Do tej pory zapewnienie niskich kosztów użytkowania samochodów dostawczych uzyskiwano stosując silniki Diesla oraz jednostki przystosowane do spalania gazu ziemnego lub LPG. Do tej trójki dołącza teraz napęd, który nie dość, że nie emituje żadnych szkodliwych substancji do atmosfery, to jeszcze przemieszcza się niemal bezgłośnie. To wydaje się być panaceum na problemy dużych miast, gdzie poziom smogu i hałasu przekracza wszelkie normy.

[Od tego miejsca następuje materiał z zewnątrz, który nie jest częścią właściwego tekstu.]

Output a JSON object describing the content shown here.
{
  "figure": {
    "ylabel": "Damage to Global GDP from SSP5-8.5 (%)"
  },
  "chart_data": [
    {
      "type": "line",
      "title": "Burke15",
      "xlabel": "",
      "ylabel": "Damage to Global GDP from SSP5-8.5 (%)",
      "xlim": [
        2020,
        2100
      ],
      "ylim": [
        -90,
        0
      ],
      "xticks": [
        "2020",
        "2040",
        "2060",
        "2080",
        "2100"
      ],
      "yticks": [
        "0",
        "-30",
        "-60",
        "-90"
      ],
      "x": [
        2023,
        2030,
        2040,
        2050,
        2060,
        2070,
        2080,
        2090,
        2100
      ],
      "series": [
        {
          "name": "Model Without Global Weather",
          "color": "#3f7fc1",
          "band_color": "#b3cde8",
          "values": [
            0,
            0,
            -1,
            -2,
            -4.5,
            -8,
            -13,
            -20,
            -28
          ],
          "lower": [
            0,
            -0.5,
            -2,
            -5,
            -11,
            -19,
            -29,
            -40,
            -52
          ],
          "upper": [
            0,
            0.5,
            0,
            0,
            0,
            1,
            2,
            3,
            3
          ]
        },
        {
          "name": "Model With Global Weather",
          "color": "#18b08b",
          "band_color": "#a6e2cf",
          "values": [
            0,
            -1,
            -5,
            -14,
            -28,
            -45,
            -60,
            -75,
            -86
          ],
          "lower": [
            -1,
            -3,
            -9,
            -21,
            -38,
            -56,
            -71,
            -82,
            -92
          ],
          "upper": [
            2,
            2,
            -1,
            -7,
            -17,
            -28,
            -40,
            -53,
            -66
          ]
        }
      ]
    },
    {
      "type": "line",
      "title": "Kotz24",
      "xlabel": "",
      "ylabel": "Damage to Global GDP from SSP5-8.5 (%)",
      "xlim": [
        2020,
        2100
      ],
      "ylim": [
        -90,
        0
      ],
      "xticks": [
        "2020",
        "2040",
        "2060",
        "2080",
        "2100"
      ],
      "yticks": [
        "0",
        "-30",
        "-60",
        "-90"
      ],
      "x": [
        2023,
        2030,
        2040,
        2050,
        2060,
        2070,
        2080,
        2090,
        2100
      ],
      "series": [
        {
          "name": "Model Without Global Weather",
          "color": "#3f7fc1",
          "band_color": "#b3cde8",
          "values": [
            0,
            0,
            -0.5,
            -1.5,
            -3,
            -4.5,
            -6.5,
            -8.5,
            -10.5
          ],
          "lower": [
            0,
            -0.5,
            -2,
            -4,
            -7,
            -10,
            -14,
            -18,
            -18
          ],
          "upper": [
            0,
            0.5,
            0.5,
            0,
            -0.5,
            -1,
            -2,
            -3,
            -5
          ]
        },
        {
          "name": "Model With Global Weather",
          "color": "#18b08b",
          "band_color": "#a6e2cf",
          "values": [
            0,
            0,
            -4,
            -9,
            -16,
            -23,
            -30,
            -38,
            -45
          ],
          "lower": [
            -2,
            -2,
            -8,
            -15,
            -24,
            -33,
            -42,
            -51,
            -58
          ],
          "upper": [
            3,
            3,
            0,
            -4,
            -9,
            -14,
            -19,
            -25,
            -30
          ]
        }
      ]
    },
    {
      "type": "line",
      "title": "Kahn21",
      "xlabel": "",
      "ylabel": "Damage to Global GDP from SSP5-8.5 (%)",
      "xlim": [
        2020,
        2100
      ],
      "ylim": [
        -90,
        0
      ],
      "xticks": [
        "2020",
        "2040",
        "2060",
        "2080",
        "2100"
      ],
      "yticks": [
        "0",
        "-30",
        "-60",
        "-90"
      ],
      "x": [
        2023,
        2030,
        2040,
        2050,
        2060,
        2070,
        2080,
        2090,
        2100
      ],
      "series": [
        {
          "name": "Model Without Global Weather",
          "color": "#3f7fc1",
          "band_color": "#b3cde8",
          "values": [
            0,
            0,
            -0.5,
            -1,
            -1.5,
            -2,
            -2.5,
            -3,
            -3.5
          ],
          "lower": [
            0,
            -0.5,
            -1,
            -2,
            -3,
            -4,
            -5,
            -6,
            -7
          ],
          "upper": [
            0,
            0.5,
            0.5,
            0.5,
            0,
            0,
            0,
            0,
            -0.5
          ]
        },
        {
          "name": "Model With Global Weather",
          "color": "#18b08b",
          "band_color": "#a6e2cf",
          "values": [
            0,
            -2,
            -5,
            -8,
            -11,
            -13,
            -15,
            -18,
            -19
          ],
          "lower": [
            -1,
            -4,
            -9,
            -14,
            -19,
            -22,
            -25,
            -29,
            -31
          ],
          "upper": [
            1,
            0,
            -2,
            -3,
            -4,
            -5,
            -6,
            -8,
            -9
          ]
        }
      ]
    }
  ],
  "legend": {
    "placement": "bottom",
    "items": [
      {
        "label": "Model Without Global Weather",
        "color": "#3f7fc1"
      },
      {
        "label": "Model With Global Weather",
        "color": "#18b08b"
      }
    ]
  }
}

Mercedes Vito E-CELL przeznaczony będzie głównie dla klientów flotowych, jak poczta, firmy kurierskie czy sieci marketów, ale także dla mniejszych przedsiębiorców, a w zakupie wspierać ich będą rządowe i unijne programy popularyzacji napędów o zerowej emisji. Pozostaje jedynie pytanie, kiedy i u nas doczekamy się ulg podatkowych pozwalających na rozwój przyjaznego środowisku transportu.